Beyond blood, other promising sources of biomarkers include airway epithelia, exhaled
breath, sputum, and urine. Yet, some constraints hinder the utility and application
of biomarkers in LCS.[213]
[214] Blood and sputum tests have been generally limited by low sensitivity, especially
for detecting small tumors. Assessing airway epithelia via bronchoscopic brushing
is invasive. Methods for sampling and analyzing volatile organic compounds in exhaled
breath lack standardization. Urine biomarkers can be influenced by diet, medication,
and comorbidities. Most notably, many biomarkers have yet to undergo rigorous prospective
validation for their intended use in LCS.
AI
With LCS implementation, radiologists face greater demands to interpret higher volumes
of CT images promptly and accurately. AI models developed for pulmonary nodule detection
and classification show promise in overcoming this challenge through automating image
analysis and reducing inter-reader variation. Compared to radiologists, AI models
for nodule detection have exhibited higher sensitivity (86–98% vs. 68–76%) but lower
specificity (78–87% vs. 87–92%), and those for classification of nodule malignancy
have generally exhibited better sensitivity (61–93% vs. 77–88%), specificity (64–96%
vs. 62–84%), and accuracy (65–92% vs. 73–86%).[215] Evaluating LDCT interpretation times and outcomes across simulated AI use case scenarios,
using AI as a prescreener (i.e., radiologists only interpret exams with a positive
AI result) was the only scenario that led to a lower recall rate (20.8% vs. 22.1%),
lower mean interpretation time (143 seconds vs. 164 seconds), and higher per-exam
specificity (90.3% vs. 88.8%), relative to radiologist interpretation without AI.[216] Other scenarios included using AI as an assistant (i.e., radiologists interpret
all exams with AI assistance) and using AI as a backup (i.e., radiologists reinterpret
exams when AI indicates a missed finding). Data from the 4-IN-THE-LUNG-RUN and UK
LCS trials further suggest that using commercial AI software as a first read to independently
rule out negative LDCT scans at baseline can outperform radiologists and reduce their
workload, without considerably missing diagnostic referrals or lung cancers.[217]
[218]
AI models that predict future lung cancer risk have primarily emerged since 2020,
exhibiting better performance than traditional regression-based models.[219] While most traditional risk prediction models consider epidemiologic and clinical
factors, several AI models consider imaging data only. Deep learning models incorporating
imaging data from LDCT scans, such as the Ardila et al[220] and Sybil[221] models, have especially shown strong predictive performance (pooled area under the
curve: 0.85; 95% CI: 0.82–0.88), offering the potential to tailor screening frequency
to an individual's predicted lung cancer risk from baseline or subsequent LDCT scans.[219] Notably, Sybil predicts risk from a single LDCT scan without additional clinical
data or radiologist annotations, has been externally validated in several populations,
and is publicly accessible.[221] AI can further support opportunistic CT screening for other chronic conditions,
including cardiovascular disease, emphysema, and osteopenia, as an added benefit toward
improving population health.[222]
To advance integration of AI-based tools in LCS, large-scale prospective validation
of their performance and clinical utility is especially needed in diverse populations.
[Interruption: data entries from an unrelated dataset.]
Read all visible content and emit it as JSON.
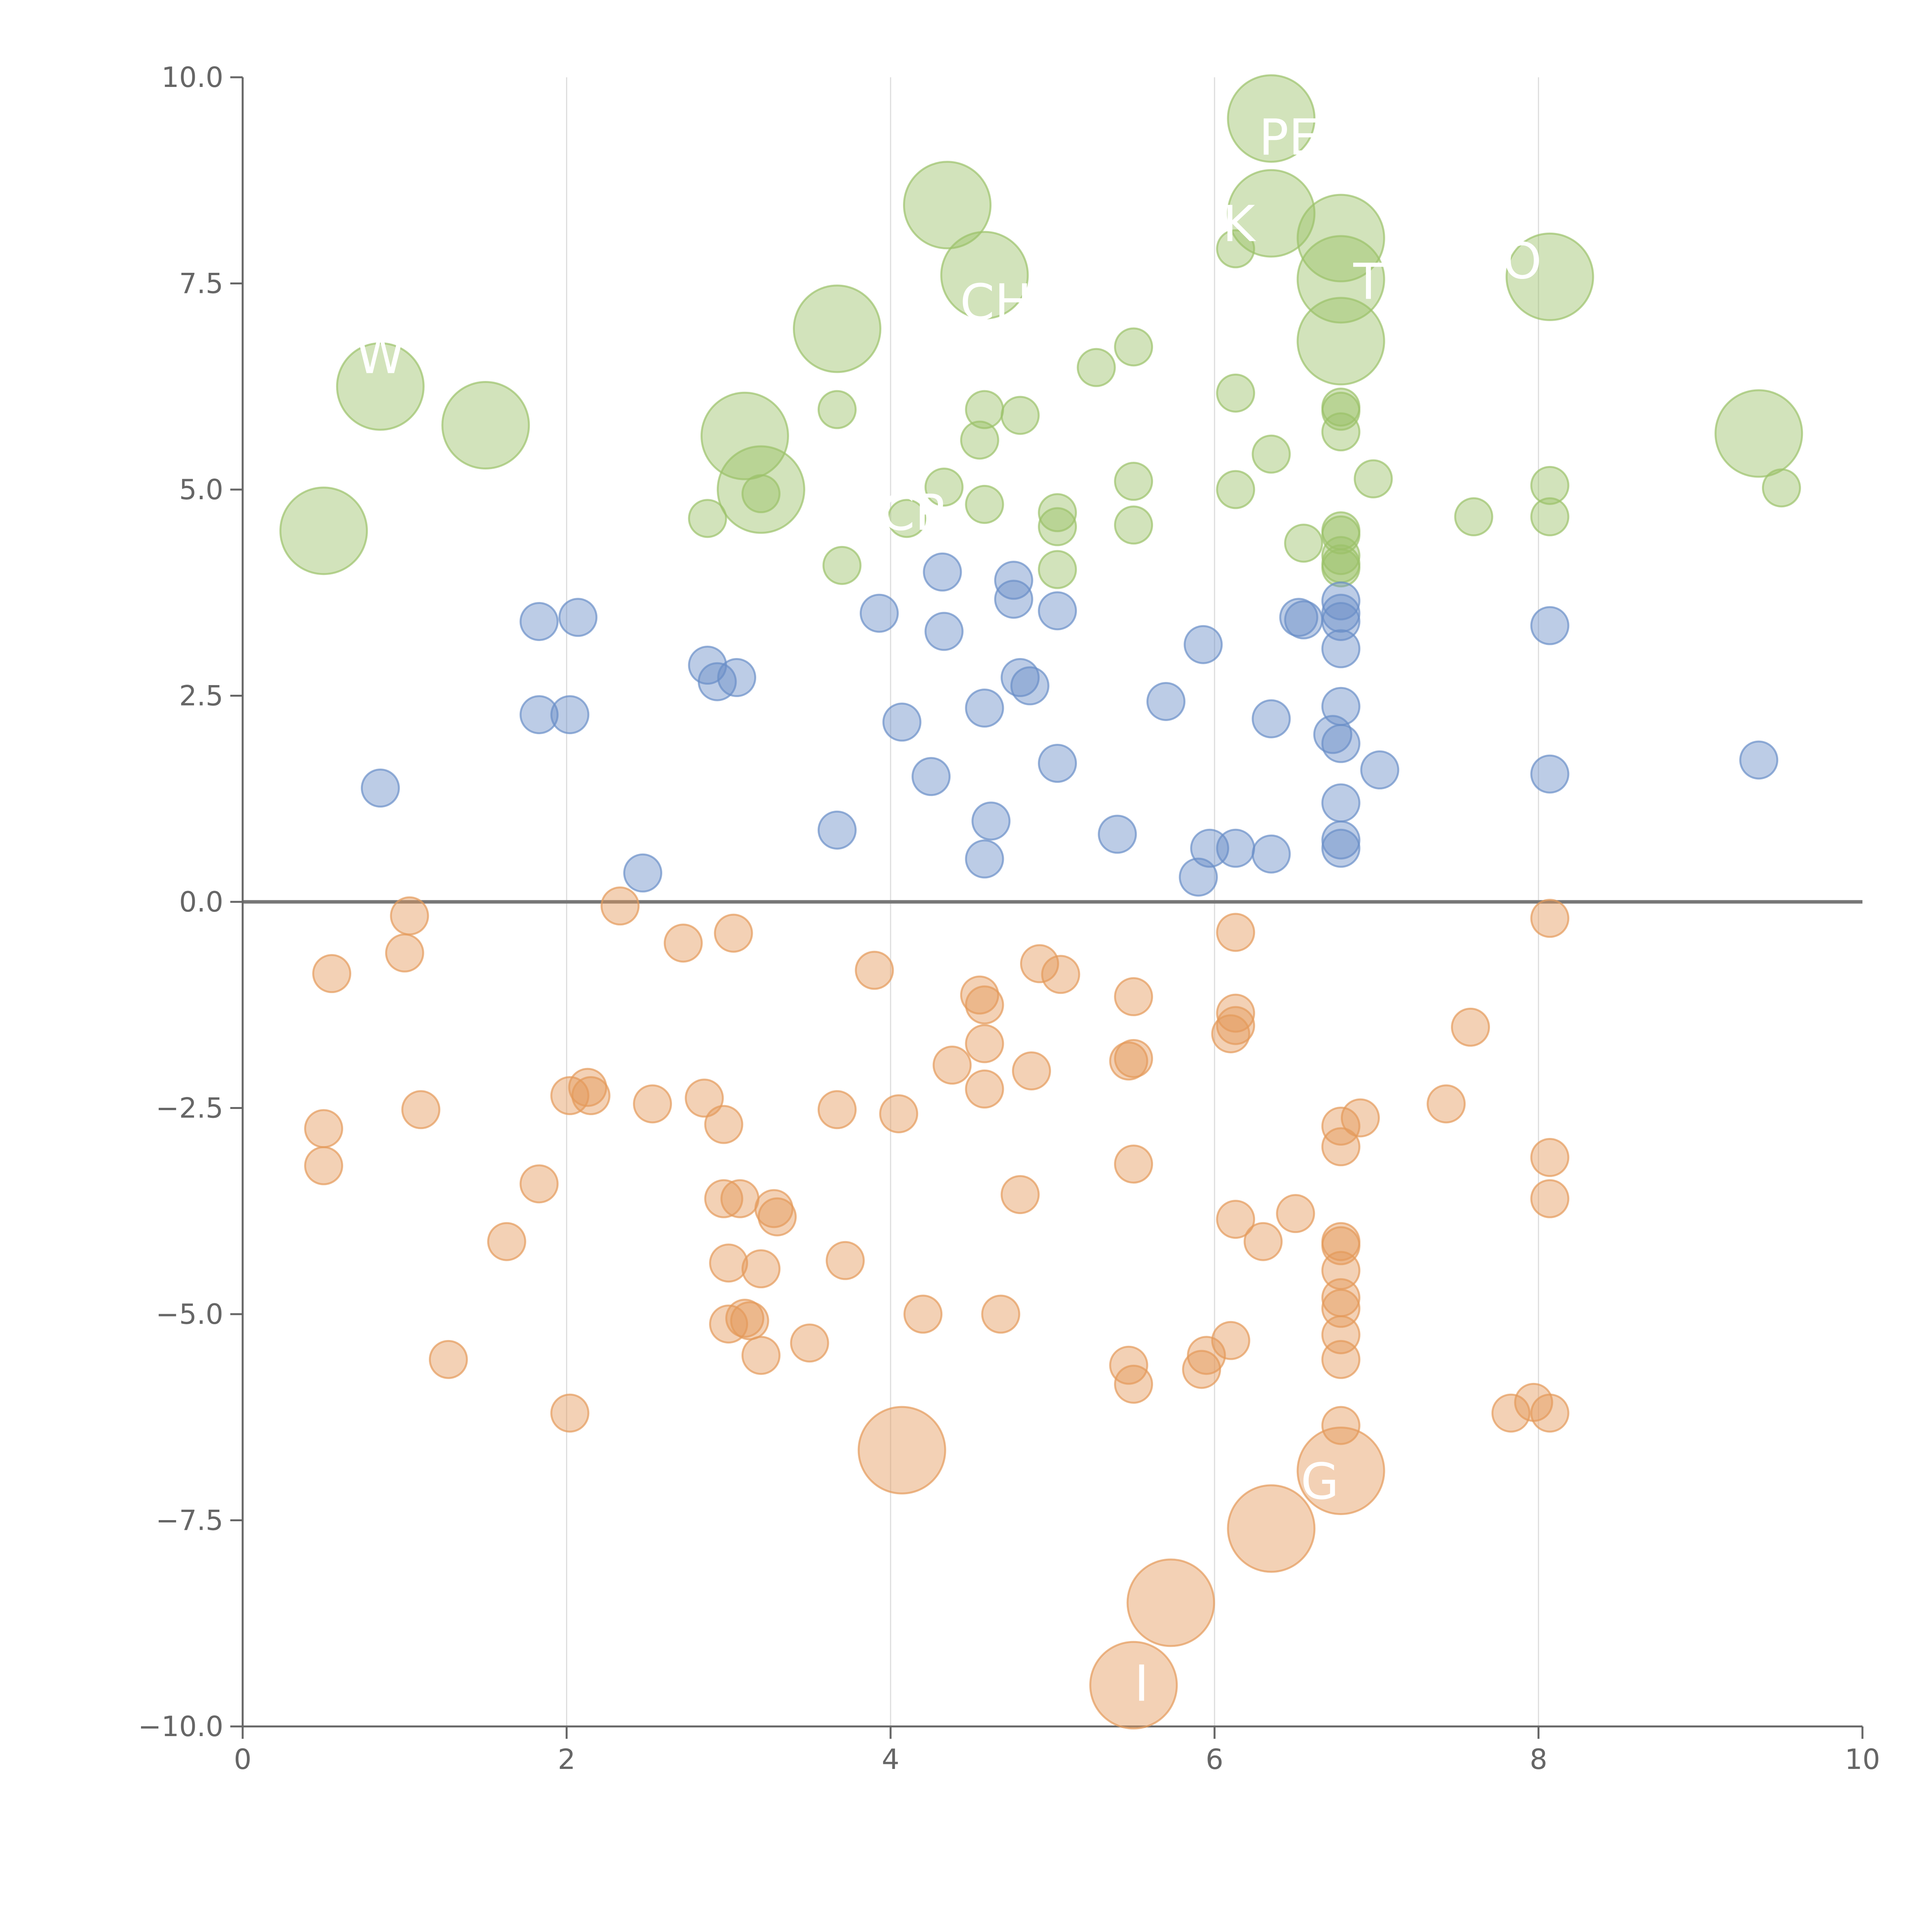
{
  "chart_data": {
    "type": "scatter",
    "title": "",
    "xlabel": "",
    "ylabel": "",
    "xlim": [
      0,
      10
    ],
    "ylim": [
      -10,
      10
    ],
    "x_ticks": [
      0,
      2,
      4,
      6,
      8,
      10
    ],
    "x_tick_labels": [
      "0",
      "2",
      "4",
      "6",
      "8",
      "10"
    ],
    "y_ticks": [
      10,
      7.5,
      5,
      2.5,
      0,
      -2.5,
      -5,
      -7.5,
      -10
    ],
    "y_tick_labels": [
      "10.0",
      "7.5",
      "5.0",
      "2.5",
      "0.0",
      "−2.5",
      "−5.0",
      "−7.5",
      "−10.0"
    ],
    "vertical_gridlines_at": [
      2,
      4,
      6,
      8
    ],
    "zero_line": true,
    "colors": {
      "green": "#9bc269",
      "blue": "#6a8fc8",
      "orange": "#e49a5a",
      "axis": "#666666",
      "grid": "#dddddd",
      "zero_line": "#777777",
      "label": "#ffffff"
    },
    "series": [
      {
        "name": "green",
        "color": "#9bc269",
        "points": [
          [
            6.35,
            9.5,
            1
          ],
          [
            4.35,
            8.45,
            1
          ],
          [
            6.35,
            8.35,
            1
          ],
          [
            6.78,
            8.05,
            1
          ],
          [
            4.58,
            7.6,
            1
          ],
          [
            6.78,
            7.55,
            1
          ],
          [
            8.07,
            7.58,
            1
          ],
          [
            3.67,
            6.95,
            1
          ],
          [
            6.78,
            6.8,
            1
          ],
          [
            0.85,
            6.25,
            1
          ],
          [
            1.5,
            5.78,
            1
          ],
          [
            3.1,
            5.65,
            1
          ],
          [
            9.36,
            5.68,
            1
          ],
          [
            3.2,
            5.0,
            1
          ],
          [
            0.5,
            4.5,
            1
          ],
          [
            6.13,
            7.92,
            0
          ],
          [
            5.27,
            6.48,
            0
          ],
          [
            5.5,
            6.73,
            0
          ],
          [
            6.13,
            6.17,
            0
          ],
          [
            3.67,
            5.97,
            0
          ],
          [
            4.58,
            5.97,
            0
          ],
          [
            4.8,
            5.9,
            0
          ],
          [
            4.55,
            5.6,
            0
          ],
          [
            6.78,
            6.0,
            0
          ],
          [
            6.78,
            5.95,
            0
          ],
          [
            6.78,
            5.7,
            0
          ],
          [
            6.35,
            5.43,
            0
          ],
          [
            6.98,
            5.13,
            0
          ],
          [
            5.5,
            5.1,
            0
          ],
          [
            8.07,
            5.05,
            0
          ],
          [
            6.13,
            5.0,
            0
          ],
          [
            4.33,
            5.03,
            0
          ],
          [
            3.2,
            4.95,
            0
          ],
          [
            9.5,
            5.02,
            0
          ],
          [
            2.87,
            4.65,
            0
          ],
          [
            4.1,
            4.65,
            0
          ],
          [
            4.58,
            4.82,
            0
          ],
          [
            5.03,
            4.72,
            0
          ],
          [
            5.03,
            4.55,
            0
          ],
          [
            5.5,
            4.57,
            0
          ],
          [
            7.6,
            4.67,
            0
          ],
          [
            8.07,
            4.67,
            0
          ],
          [
            6.55,
            4.35,
            0
          ],
          [
            6.78,
            4.5,
            0
          ],
          [
            6.78,
            4.45,
            0
          ],
          [
            6.78,
            4.2,
            0
          ],
          [
            6.78,
            4.1,
            0
          ],
          [
            6.78,
            4.05,
            0
          ],
          [
            3.7,
            4.08,
            0
          ],
          [
            5.03,
            4.03,
            0
          ]
        ]
      },
      {
        "name": "blue",
        "color": "#6a8fc8",
        "points": [
          [
            4.32,
            4.0,
            0
          ],
          [
            4.76,
            3.9,
            0
          ],
          [
            4.76,
            3.67,
            0
          ],
          [
            3.93,
            3.5,
            0
          ],
          [
            5.03,
            3.53,
            0
          ],
          [
            6.52,
            3.45,
            0
          ],
          [
            6.55,
            3.42,
            0
          ],
          [
            6.78,
            3.65,
            0
          ],
          [
            6.78,
            3.5,
            0
          ],
          [
            6.78,
            3.4,
            0
          ],
          [
            8.07,
            3.35,
            0
          ],
          [
            1.83,
            3.4,
            0
          ],
          [
            2.07,
            3.45,
            0
          ],
          [
            4.33,
            3.28,
            0
          ],
          [
            5.93,
            3.12,
            0
          ],
          [
            6.78,
            3.07,
            0
          ],
          [
            2.87,
            2.87,
            0
          ],
          [
            2.93,
            2.67,
            0
          ],
          [
            3.05,
            2.72,
            0
          ],
          [
            4.8,
            2.72,
            0
          ],
          [
            4.86,
            2.62,
            0
          ],
          [
            4.58,
            2.35,
            0
          ],
          [
            5.7,
            2.43,
            0
          ],
          [
            6.78,
            2.37,
            0
          ],
          [
            1.83,
            2.27,
            0
          ],
          [
            2.02,
            2.27,
            0
          ],
          [
            4.07,
            2.18,
            0
          ],
          [
            6.35,
            2.22,
            0
          ],
          [
            6.73,
            2.03,
            0
          ],
          [
            6.78,
            1.92,
            0
          ],
          [
            9.36,
            1.72,
            0
          ],
          [
            5.03,
            1.68,
            0
          ],
          [
            7.02,
            1.6,
            0
          ],
          [
            4.25,
            1.52,
            0
          ],
          [
            8.07,
            1.55,
            0
          ],
          [
            0.85,
            1.38,
            0
          ],
          [
            6.78,
            1.2,
            0
          ],
          [
            4.62,
            0.98,
            0
          ],
          [
            3.67,
            0.87,
            0
          ],
          [
            5.4,
            0.82,
            0
          ],
          [
            6.78,
            0.75,
            0
          ],
          [
            5.97,
            0.65,
            0
          ],
          [
            6.13,
            0.65,
            0
          ],
          [
            6.78,
            0.65,
            0
          ],
          [
            6.35,
            0.58,
            0
          ],
          [
            4.58,
            0.52,
            0
          ],
          [
            2.47,
            0.35,
            0
          ],
          [
            5.9,
            0.3,
            0
          ]
        ]
      },
      {
        "name": "orange",
        "color": "#e49a5a",
        "points": [
          [
            4.07,
            -6.65,
            1
          ],
          [
            6.78,
            -6.9,
            1
          ],
          [
            6.35,
            -7.6,
            1
          ],
          [
            5.73,
            -8.5,
            1
          ],
          [
            5.5,
            -9.5,
            1
          ],
          [
            1.03,
            -0.17,
            0
          ],
          [
            1.0,
            -0.62,
            0
          ],
          [
            2.33,
            -0.05,
            0
          ],
          [
            3.03,
            -0.38,
            0
          ],
          [
            2.72,
            -0.5,
            0
          ],
          [
            6.13,
            -0.37,
            0
          ],
          [
            8.07,
            -0.2,
            0
          ],
          [
            0.55,
            -0.87,
            0
          ],
          [
            3.9,
            -0.83,
            0
          ],
          [
            4.92,
            -0.75,
            0
          ],
          [
            5.05,
            -0.88,
            0
          ],
          [
            4.55,
            -1.13,
            0
          ],
          [
            4.58,
            -1.25,
            0
          ],
          [
            5.5,
            -1.15,
            0
          ],
          [
            6.13,
            -1.35,
            0
          ],
          [
            6.13,
            -1.5,
            0
          ],
          [
            6.1,
            -1.6,
            0
          ],
          [
            7.58,
            -1.52,
            0
          ],
          [
            4.58,
            -1.72,
            0
          ],
          [
            4.38,
            -1.98,
            0
          ],
          [
            5.47,
            -1.93,
            0
          ],
          [
            5.5,
            -1.9,
            0
          ],
          [
            4.87,
            -2.05,
            0
          ],
          [
            4.58,
            -2.27,
            0
          ],
          [
            2.02,
            -2.35,
            0
          ],
          [
            2.13,
            -2.25,
            0
          ],
          [
            2.15,
            -2.35,
            0
          ],
          [
            2.85,
            -2.38,
            0
          ],
          [
            1.1,
            -2.52,
            0
          ],
          [
            2.53,
            -2.45,
            0
          ],
          [
            3.67,
            -2.52,
            0
          ],
          [
            4.05,
            -2.57,
            0
          ],
          [
            0.5,
            -2.75,
            0
          ],
          [
            2.97,
            -2.7,
            0
          ],
          [
            7.43,
            -2.45,
            0
          ],
          [
            6.78,
            -2.72,
            0
          ],
          [
            6.9,
            -2.62,
            0
          ],
          [
            6.78,
            -2.97,
            0
          ],
          [
            8.07,
            -3.1,
            0
          ],
          [
            0.5,
            -3.2,
            0
          ],
          [
            5.5,
            -3.18,
            0
          ],
          [
            1.83,
            -3.42,
            0
          ],
          [
            2.97,
            -3.6,
            0
          ],
          [
            3.07,
            -3.6,
            0
          ],
          [
            3.28,
            -3.72,
            0
          ],
          [
            3.3,
            -3.82,
            0
          ],
          [
            4.8,
            -3.55,
            0
          ],
          [
            8.07,
            -3.6,
            0
          ],
          [
            6.13,
            -3.85,
            0
          ],
          [
            6.5,
            -3.78,
            0
          ],
          [
            1.63,
            -4.12,
            0
          ],
          [
            6.3,
            -4.12,
            0
          ],
          [
            6.78,
            -4.12,
            0
          ],
          [
            6.78,
            -4.17,
            0
          ],
          [
            3.0,
            -4.38,
            0
          ],
          [
            3.2,
            -4.45,
            0
          ],
          [
            3.72,
            -4.35,
            0
          ],
          [
            6.78,
            -4.47,
            0
          ],
          [
            6.78,
            -4.8,
            0
          ],
          [
            6.78,
            -4.93,
            0
          ],
          [
            4.2,
            -5.0,
            0
          ],
          [
            4.68,
            -5.0,
            0
          ],
          [
            3.0,
            -5.12,
            0
          ],
          [
            3.1,
            -5.05,
            0
          ],
          [
            3.13,
            -5.08,
            0
          ],
          [
            6.78,
            -5.25,
            0
          ],
          [
            1.27,
            -5.55,
            0
          ],
          [
            3.2,
            -5.5,
            0
          ],
          [
            3.5,
            -5.35,
            0
          ],
          [
            5.95,
            -5.5,
            0
          ],
          [
            6.1,
            -5.32,
            0
          ],
          [
            6.78,
            -5.55,
            0
          ],
          [
            5.47,
            -5.62,
            0
          ],
          [
            5.92,
            -5.67,
            0
          ],
          [
            5.5,
            -5.85,
            0
          ],
          [
            2.02,
            -6.2,
            0
          ],
          [
            6.78,
            -6.35,
            0
          ],
          [
            7.83,
            -6.2,
            0
          ],
          [
            7.97,
            -6.07,
            0
          ],
          [
            8.07,
            -6.2,
            0
          ]
        ]
      }
    ],
    "point_labels": [
      {
        "text": "PEF",
        "x": 6.55,
        "y": 9.25
      },
      {
        "text": "K",
        "x": 6.15,
        "y": 8.2
      },
      {
        "text": "T",
        "x": 6.95,
        "y": 7.5
      },
      {
        "text": "O",
        "x": 7.9,
        "y": 7.75
      },
      {
        "text": "CH",
        "x": 4.65,
        "y": 7.25
      },
      {
        "text": "W",
        "x": 0.85,
        "y": 6.6
      },
      {
        "text": "CR",
        "x": 4.15,
        "y": 4.7
      },
      {
        "text": "G",
        "x": 6.65,
        "y": -7.05
      },
      {
        "text": "I",
        "x": 5.55,
        "y": -9.5
      }
    ]
  }
}
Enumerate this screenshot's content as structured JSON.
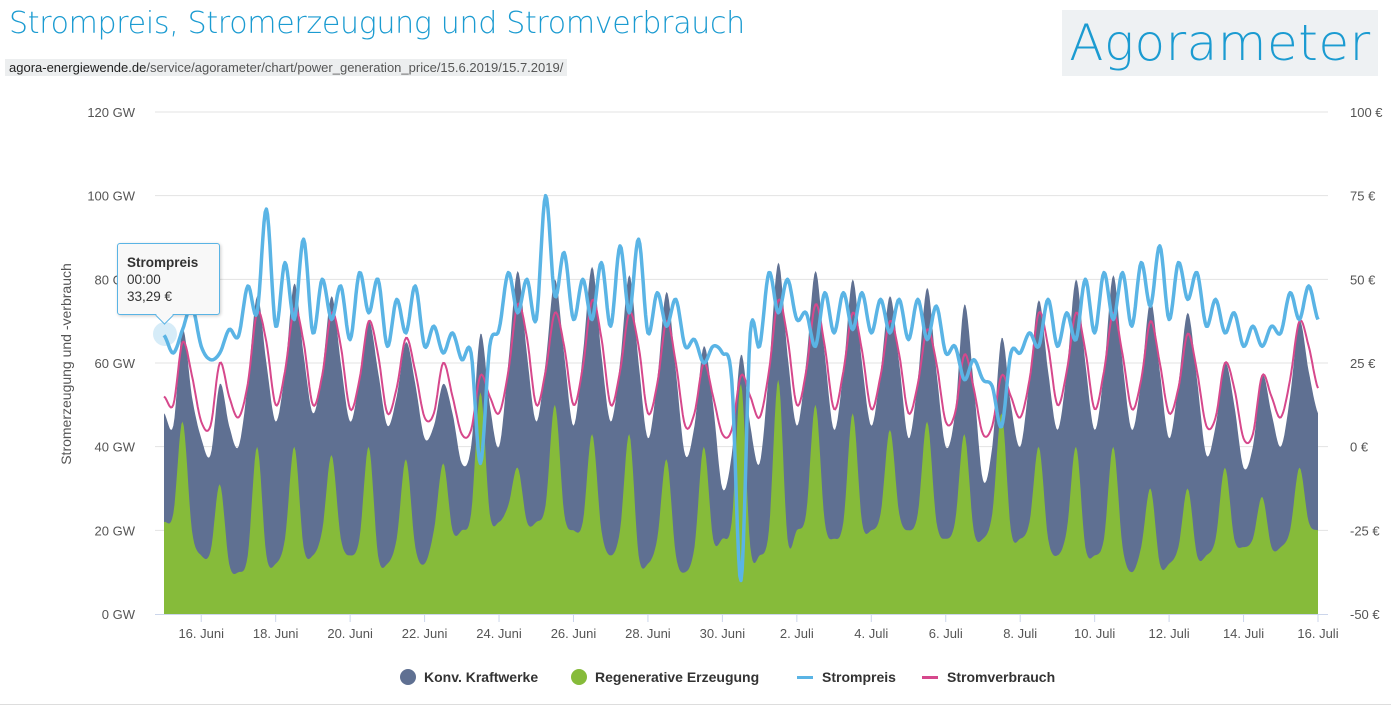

That encompasses examining how imaging parameters and reconstruction techniques influence
their performance, given variability in the imaging scanners and protocols used across
clinical settings, as well as evaluating how AI-based tools impact the performance
of radiologists. Investigating the interpretability of results from deep learning
models through correlation with input data is also important to better understand
how predictions are made.[223] Although relatively in its infancy, AI shows immense potential to transform LCS,
particularly in facilitating clinical decision-making.